Majority of the American Population has grown up knowing by heart, the trademark three notes of NBC broadcasts.
For those living in the pre-television era, the National Broadcasting Company’s chimes were heard over the shortwave, and for those who witnessed the golden age of television, they were accompanied with the logo. NBC has been around for a long time.
When a company has been in the business for over ninety years, it generally means a lot of logo generations.
The first major logo from the broadcaster was publicized in 1943, and was a stylized illustration of the radio and television broadcasting process.
The logo successfully transposed two business identities in one illustration.

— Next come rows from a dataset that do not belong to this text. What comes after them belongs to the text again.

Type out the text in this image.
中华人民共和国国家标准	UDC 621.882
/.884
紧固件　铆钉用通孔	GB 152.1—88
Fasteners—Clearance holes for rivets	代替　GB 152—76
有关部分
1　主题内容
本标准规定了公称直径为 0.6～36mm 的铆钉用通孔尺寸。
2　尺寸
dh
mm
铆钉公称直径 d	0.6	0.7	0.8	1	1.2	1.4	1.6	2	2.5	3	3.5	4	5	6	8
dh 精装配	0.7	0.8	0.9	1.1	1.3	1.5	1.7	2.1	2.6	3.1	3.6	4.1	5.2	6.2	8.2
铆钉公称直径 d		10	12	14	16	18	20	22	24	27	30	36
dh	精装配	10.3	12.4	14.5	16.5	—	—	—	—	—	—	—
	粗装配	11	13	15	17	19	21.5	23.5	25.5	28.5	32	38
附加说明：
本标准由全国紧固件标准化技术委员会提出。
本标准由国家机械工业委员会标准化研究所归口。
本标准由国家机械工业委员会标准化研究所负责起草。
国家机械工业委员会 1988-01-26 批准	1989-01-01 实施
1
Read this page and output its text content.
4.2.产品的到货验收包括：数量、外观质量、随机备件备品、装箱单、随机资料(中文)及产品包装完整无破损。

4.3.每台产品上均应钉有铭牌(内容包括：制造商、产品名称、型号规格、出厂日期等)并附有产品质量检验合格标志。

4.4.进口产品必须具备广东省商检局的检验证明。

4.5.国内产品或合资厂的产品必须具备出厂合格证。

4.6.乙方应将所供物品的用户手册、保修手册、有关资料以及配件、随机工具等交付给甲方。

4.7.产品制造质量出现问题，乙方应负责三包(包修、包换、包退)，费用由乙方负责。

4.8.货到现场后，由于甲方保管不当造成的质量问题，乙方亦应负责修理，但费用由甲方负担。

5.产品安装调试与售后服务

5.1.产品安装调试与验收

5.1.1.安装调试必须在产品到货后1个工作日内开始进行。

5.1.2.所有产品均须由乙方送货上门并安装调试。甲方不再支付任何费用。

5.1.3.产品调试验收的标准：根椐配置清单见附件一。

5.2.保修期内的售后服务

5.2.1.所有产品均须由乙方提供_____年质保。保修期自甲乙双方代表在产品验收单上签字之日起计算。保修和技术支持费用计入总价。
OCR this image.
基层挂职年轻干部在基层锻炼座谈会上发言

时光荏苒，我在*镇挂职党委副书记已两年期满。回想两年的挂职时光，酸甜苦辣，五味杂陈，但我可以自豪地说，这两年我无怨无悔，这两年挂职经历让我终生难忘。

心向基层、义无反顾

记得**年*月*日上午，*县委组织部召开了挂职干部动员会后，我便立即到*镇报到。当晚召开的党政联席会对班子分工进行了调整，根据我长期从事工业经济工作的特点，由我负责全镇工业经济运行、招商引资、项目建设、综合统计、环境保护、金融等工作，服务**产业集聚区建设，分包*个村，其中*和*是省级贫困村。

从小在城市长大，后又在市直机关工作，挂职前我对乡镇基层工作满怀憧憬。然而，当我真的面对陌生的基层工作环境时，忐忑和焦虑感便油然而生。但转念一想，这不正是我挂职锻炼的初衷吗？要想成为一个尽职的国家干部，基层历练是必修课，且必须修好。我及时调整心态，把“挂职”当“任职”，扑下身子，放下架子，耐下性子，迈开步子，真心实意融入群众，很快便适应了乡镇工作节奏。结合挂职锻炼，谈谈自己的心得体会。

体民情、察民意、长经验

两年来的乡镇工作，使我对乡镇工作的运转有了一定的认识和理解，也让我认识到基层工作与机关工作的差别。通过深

The lightning rods on the left apparently represented radio broadcasting whereas the smooth curves on the right, the television transmission.
It is important to note that this kind of meaning attachment to the design is very rarely conveyed to the consumer, at least not using using the design itself. However, it does carry significance as it becomes an internal story for the employees and the graphic design industry. Sometimes, it may also seep into the pop culture, making that logo timeless.
After one more generation, the peacock became a part of the NBC brand identity. This was the use of a peacock for the first time and was often accompanied by a type-based logo, which is often called the “Snake Logo” of 1959. The peacock logo in opening cards was now animated and spanned its feathers over a few seconds.
After a few more iterations of peacock logos, we arrive in 1986, where a new logo was presented on the broadcaster’s 60th anniversary.
In its final generation, the peacock was here to stay, making the logo that we still see today. The pheasant illustration had lost the headpiece, which was a good decision as the headpiece wasn’t necessary to get the peacock look. There were now six feathers, as opposed to the original eleven. Six apparently represented the six divisions of NBC.
Another, and more significant change was that the peacock now looked to the right. It represented an outlook to the future.
This is not an instance of meaning attachment but rather a fact based decision. Human mind attaches the right direction on a two dimensional plane with the act of going forward, or the forward direction.
So, there we have the story of the evolution of television’s greatest logo. As we can see, the masterful graphic designer, Steff Geissbuhler, progressed from an artsy meaning attachment, to a practical, fact-based design approach, which has kept the design relevant even in its fourth decade.